La bonne vieille opposition est de retour sur le site. Je ne vais pas encore une fois expliquer en détail ce que sont le RAW et le JPEG. Je l’ai déjà fait, pas plus tard qu’en février dernier.
Des dégâts bien visibles
Cette pastille, qui arrive en même temps que la chaleur caniculaire d’un week-end prolongé, est née d’une recherche d’images pour un futur article. En regardant attentivement certains clichés, je n’ai pu que constater, une nouvelle fois, les dégâts du JPEG avec une destruction et une perte de matière.
Pour toutes les photos suivantes, l’APN était en RAW+JPEG. Le RAW est à gauche et le JPEG à droite.





Ces exemples illustrent parfaitement la différence d’informations disponibles entre les deux fichiers. Je n’ai pas passé en revue tous les cas possibles de « maltraitance' » des images, laissant de côté, par exemple, les effets de postérisation qui peuvent apparaitre parfois.

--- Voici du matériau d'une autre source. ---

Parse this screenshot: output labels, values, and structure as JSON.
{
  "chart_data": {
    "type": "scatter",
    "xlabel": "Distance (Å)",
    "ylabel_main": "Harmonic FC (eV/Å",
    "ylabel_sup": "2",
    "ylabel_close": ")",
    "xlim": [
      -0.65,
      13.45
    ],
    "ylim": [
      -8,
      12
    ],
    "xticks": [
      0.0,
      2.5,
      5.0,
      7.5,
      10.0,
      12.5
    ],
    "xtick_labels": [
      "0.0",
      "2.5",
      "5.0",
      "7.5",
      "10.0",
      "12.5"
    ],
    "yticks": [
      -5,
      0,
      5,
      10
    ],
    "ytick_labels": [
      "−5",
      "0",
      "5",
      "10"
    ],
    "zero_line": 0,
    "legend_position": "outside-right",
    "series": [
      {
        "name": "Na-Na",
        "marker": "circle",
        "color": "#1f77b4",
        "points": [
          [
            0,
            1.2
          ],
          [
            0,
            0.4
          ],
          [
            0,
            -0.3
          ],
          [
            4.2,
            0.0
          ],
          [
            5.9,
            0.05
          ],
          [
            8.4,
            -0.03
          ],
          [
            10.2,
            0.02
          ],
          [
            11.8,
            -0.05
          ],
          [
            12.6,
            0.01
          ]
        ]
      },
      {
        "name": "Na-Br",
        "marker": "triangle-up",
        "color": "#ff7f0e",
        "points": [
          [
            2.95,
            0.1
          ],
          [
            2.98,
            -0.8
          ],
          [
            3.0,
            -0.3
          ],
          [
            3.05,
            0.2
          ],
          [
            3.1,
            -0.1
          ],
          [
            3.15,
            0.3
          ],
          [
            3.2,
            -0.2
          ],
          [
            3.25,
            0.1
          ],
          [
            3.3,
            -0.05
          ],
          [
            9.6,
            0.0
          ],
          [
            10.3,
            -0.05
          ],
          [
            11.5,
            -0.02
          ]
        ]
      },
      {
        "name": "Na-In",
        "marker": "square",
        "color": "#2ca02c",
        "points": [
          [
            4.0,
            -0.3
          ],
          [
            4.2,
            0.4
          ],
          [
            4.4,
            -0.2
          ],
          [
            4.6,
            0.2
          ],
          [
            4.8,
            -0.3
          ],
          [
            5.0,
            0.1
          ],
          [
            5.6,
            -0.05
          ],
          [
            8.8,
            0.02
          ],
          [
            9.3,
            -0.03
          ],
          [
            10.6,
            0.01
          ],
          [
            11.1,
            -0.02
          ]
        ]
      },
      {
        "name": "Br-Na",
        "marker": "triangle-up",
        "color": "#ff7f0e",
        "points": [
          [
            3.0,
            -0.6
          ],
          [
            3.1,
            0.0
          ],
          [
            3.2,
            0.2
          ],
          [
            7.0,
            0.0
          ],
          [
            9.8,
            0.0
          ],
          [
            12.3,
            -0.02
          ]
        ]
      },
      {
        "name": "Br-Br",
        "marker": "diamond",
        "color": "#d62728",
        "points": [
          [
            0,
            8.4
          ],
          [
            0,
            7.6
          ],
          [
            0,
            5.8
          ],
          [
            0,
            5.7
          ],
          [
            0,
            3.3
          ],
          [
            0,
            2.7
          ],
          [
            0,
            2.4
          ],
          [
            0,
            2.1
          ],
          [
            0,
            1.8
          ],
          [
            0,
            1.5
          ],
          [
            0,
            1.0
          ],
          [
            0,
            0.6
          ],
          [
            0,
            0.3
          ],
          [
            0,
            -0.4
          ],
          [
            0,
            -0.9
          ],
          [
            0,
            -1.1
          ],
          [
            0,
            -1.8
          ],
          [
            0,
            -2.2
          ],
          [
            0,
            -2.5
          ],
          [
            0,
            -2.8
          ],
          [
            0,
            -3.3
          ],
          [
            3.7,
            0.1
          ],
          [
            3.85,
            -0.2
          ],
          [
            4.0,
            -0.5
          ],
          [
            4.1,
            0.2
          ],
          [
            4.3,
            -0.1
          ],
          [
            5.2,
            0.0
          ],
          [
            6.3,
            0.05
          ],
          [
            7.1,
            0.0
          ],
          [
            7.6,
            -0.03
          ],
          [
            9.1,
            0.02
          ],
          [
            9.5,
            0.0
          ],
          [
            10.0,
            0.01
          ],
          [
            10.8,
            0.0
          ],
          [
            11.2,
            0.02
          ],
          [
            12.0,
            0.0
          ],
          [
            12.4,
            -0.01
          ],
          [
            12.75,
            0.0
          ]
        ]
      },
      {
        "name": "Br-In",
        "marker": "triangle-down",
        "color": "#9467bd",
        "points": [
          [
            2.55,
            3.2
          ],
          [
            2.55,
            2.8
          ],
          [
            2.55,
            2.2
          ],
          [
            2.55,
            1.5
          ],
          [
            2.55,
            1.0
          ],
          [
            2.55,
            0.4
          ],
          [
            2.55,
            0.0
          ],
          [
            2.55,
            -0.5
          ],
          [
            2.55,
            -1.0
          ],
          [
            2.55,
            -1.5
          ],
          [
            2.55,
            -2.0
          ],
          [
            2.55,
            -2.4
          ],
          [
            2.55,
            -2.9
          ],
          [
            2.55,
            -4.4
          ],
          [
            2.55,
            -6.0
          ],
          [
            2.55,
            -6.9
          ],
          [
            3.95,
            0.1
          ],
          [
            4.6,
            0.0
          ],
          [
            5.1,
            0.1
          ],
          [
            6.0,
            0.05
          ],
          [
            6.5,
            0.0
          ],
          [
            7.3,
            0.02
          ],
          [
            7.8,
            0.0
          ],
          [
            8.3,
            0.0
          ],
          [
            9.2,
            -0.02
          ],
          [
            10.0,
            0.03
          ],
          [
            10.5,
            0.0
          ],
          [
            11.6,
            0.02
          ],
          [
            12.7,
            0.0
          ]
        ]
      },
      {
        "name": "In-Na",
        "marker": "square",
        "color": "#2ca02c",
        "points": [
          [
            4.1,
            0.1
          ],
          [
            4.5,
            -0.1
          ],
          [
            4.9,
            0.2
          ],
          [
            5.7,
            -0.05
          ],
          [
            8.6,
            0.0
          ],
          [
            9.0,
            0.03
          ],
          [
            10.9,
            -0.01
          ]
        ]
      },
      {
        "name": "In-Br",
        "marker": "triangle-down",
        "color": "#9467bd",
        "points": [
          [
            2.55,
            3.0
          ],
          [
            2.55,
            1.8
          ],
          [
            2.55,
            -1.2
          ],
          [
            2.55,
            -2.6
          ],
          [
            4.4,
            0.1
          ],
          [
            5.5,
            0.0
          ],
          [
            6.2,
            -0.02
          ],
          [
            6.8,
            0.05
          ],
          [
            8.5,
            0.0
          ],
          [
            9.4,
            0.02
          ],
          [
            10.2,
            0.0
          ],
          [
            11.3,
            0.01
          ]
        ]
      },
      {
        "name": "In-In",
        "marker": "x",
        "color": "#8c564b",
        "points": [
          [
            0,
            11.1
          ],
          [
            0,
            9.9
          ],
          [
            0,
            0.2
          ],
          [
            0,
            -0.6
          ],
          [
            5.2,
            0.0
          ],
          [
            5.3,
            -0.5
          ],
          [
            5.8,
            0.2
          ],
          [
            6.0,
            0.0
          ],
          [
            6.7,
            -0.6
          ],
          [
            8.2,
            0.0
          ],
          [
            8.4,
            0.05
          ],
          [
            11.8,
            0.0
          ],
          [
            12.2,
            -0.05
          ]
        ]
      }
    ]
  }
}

Pourquoi tant de différences ?
La raison principale est assez simple. Le RAW propose 16 384 nuances par couleur primaire, soit 4 398 046 511 104 couleurs possibles (16384 x 16384 x 16 384). Le JPEG, quant à lui, n’a à sa disposition que 256 nuances par canal, soit 16,7 millions de couleurs possibles (256 x 256 x 256). Cela représente 262 144 fois plus d’informations pour le premier. Or, plus on a de données, meilleures sont les possibilités de post-traitement.
Il faut ajouter à cela une deuxième raison, une compression qui va supprimer de nombreux éléments importants sur la couleur et la matière.
Même si le JPEG conserve des avantages certains, le RAW est un roi incontesté ! Il ne s’agit pas ici de contester le format JPEG, mais de bien avoir en tête les effets de ce format sur le résultat final.
5 réponses
Bonjour F. Mélusine, s’il te plaît…☺☺☺ »En lumière du jour, ce n’est pas mieux, même si, en baissant d’un IL au moment de la prise de vue, le JPEG a pu conserver des détails qui auraient disparu sinon ». Le JPEG, t’es sûr ??? Cela ne serait pas plutôt le PEF, le RAW, le ARW ou le DNG ??? Sinon, à quoi bon ? PEF + JPG = Cartes SD énormes mais le jeu en vaut la chandelle. Un clin d’œil à Micaz et à sa copine Mélusine ☺☺☺ Amitiés aux 2 du PhotoKlub.
Cliqué trop vite, même en baissant d’un IL… Alors là, je demande à voir !!! Bon, point la peine de publier ! Mais une penséé pour Micaz, bah tiens ☺☺☺
En JPG, oui, baisser de 1 ou 2 IL permet de gagner un peu de matière par moment. Je vais tacher d’en faire un petit sujet prochainement.
Merci F. pour cet article.
Le RAW avec ses 16 384 nuances par couleur primaire est meilleur que le JPEG. Pour moi c’est sûr.
C’est dans les conditions extrêmes qu’il est le Roi .
Le choix qui a été fait de présenter des photos dans des conditions de faible de lumière et avec des lumières de réverbère a été judicieux.
Dans des très bonnes conditions d’éclairage (pas de ton très sombres pas de tons très clair), le jpeg donne de bons résulats. De plus, si je ne me trompe pas, le jpeg est souvent le fruit d’un post-traitement du brut par l’APN.
Merci.
Plusieurs points à ma réponse :
– Le choix de présenter des images en conditions difficiles était volontaire, souhaitant montere que les dégats pouvaient être importants.
– Pourtant même dans de bonnes conditions (comme la fleur), on distincte la perte de matière.
– Le JPEG issu du boitier est bien le résultat d’un traitement interne au boitier, qui applique des courbes de correction en fonction du modèle choisi, avant de comprimer les canaux et compresser l’image.
– Le JPEG ne doit pas être abandonné (quoique, certains remplaçants plus intéressant existent). C’est en soi un bon format, pratique/ Il faut, comme je le dis, être conscient de ses limites quand on l’utilise.